The assistance provided by algorithm A significantly increased the average accuracy of the observers (in all classes) and the mean interobserver concordance rate, suggesting that CAD tools may be used to increase classification accuracy and homogeneity in pathology, even in important differential diagnostic problems, such as those between benign and CIS.

In this work, we show that the recognition of CIS by the observers was suboptimal in both tests, even when shown directly to the observers in either microscopic photographs or ROIs in WSIs. The identification of CIS has been shown to be underdiagnosed, despite being clinically relevant and identifying patients who usually need surgical treatment and close follow-up due to increase risk of developing IC.[8–10] Importantly, the CIS classification accuracy was substantially increased with the support of algorithm A, showing that CAD tools can close the gap of false-negative results and ultimately contribute to increased patient health.

In test B, the excellent mean concordance rate between observers and the GT was maintained throughout the phases, meaning that an algorithm with a lower accuracy than that of the observers did not jeopardize their accuracy. In this case, the algorithm was not providing a credible alternative classification but rather keeping the observers faithful to their initial classification. However, in the last phase of test B, more alternative classifications were proposed, specially by residents with less experience than the pathologist, letting algorithm B work as a confusion generator. These results suggest that only CAD tools with the high accuracy should be implemented for clinical use.

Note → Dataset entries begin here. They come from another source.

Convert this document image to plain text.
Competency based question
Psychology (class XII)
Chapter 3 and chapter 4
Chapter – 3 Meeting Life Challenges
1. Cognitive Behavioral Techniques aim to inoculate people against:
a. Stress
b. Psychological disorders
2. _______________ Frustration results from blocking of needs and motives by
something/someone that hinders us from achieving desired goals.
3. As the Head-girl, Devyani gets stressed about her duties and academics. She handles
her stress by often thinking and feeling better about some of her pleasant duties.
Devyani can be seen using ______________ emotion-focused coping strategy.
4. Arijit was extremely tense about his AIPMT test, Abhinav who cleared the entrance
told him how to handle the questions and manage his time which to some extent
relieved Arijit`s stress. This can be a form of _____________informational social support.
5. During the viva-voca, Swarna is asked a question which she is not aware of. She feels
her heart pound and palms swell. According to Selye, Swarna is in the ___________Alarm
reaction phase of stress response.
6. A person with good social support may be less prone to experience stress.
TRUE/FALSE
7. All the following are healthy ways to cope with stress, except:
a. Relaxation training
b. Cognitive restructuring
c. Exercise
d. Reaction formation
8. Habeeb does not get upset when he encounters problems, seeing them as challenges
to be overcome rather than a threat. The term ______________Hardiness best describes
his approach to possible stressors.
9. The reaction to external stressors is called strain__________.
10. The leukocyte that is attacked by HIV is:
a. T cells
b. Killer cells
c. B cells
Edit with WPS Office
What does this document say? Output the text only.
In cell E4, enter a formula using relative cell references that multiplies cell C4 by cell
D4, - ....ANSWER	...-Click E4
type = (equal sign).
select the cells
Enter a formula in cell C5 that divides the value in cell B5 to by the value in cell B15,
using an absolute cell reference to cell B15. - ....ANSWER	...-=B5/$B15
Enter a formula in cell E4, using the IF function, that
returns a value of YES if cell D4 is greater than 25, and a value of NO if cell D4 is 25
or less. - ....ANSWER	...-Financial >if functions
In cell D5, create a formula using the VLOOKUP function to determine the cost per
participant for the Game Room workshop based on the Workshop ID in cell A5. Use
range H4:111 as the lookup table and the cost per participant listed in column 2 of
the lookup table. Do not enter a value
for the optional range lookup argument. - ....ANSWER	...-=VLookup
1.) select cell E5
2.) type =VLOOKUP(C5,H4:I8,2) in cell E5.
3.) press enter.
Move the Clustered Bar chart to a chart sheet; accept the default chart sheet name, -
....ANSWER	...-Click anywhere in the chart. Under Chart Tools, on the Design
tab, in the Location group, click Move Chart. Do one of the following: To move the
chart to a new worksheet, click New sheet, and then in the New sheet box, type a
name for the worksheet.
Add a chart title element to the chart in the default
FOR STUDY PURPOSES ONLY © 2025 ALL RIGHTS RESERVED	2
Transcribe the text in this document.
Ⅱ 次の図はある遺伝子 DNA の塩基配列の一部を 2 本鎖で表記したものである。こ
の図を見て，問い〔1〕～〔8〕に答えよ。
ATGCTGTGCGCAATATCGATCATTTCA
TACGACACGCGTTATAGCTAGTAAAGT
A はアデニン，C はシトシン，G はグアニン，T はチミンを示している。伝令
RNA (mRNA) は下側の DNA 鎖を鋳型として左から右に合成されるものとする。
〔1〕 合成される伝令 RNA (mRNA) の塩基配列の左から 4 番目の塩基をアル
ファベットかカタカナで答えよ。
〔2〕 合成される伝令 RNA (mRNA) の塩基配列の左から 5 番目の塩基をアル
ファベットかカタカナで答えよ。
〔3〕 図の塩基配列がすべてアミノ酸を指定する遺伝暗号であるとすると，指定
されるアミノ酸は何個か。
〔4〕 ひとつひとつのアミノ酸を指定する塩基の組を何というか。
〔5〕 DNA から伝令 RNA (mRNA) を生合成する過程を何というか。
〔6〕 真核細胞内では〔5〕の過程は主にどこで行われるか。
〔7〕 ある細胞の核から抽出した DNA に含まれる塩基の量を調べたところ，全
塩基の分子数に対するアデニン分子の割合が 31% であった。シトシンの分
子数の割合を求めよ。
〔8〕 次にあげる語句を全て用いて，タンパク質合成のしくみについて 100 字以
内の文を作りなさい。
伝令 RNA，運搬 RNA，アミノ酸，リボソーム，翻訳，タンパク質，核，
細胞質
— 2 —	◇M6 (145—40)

Awareness of the accuracy and types of errors of algorithm A in phase 3 allowed measurement of its effect in the observers. This awareness translated into a higher proportion of changes in the classification of the photographs and in more alternative classifications, particularly from pathologists who took more advantage from the algorithm, even surpassing the accuracy of the algorithm. This effect points to the concept that better classification accuracy is achieved when both algorithm and observers work together rather than alone, producing a synergic effect. Phase 3 in test B was not performed because the observers would never consider an algorithm output with lower accuracy than their own.

We are aware that the use of IHC, as part of the daily practice in pathology, could have a positive impact on the observer's accuracy. IHC was not available to the observers, representing a limitation of this work. Nevertheless, one of the goals was to test whether CAD tools could improve the observer's accuracy on H&E.

Interestingly, in test A, there were two observers making less than 5% modifications of the favorite classification in both phases. These "nonbelievers" were the ones with concordance rates with GT lower than algorithm A in the last phase, indicating that CAD tools may have different impacts on different types of observers. Moreover, pathologists more often changed the alternative classification with algorithm A than with algorithm B, and residents more often changed the alternative classification with algorithm B than with algorithm A, suggesting that the higher experience of pathologists may have a role in determining how far they let the use of a CAD tool influence their final classification.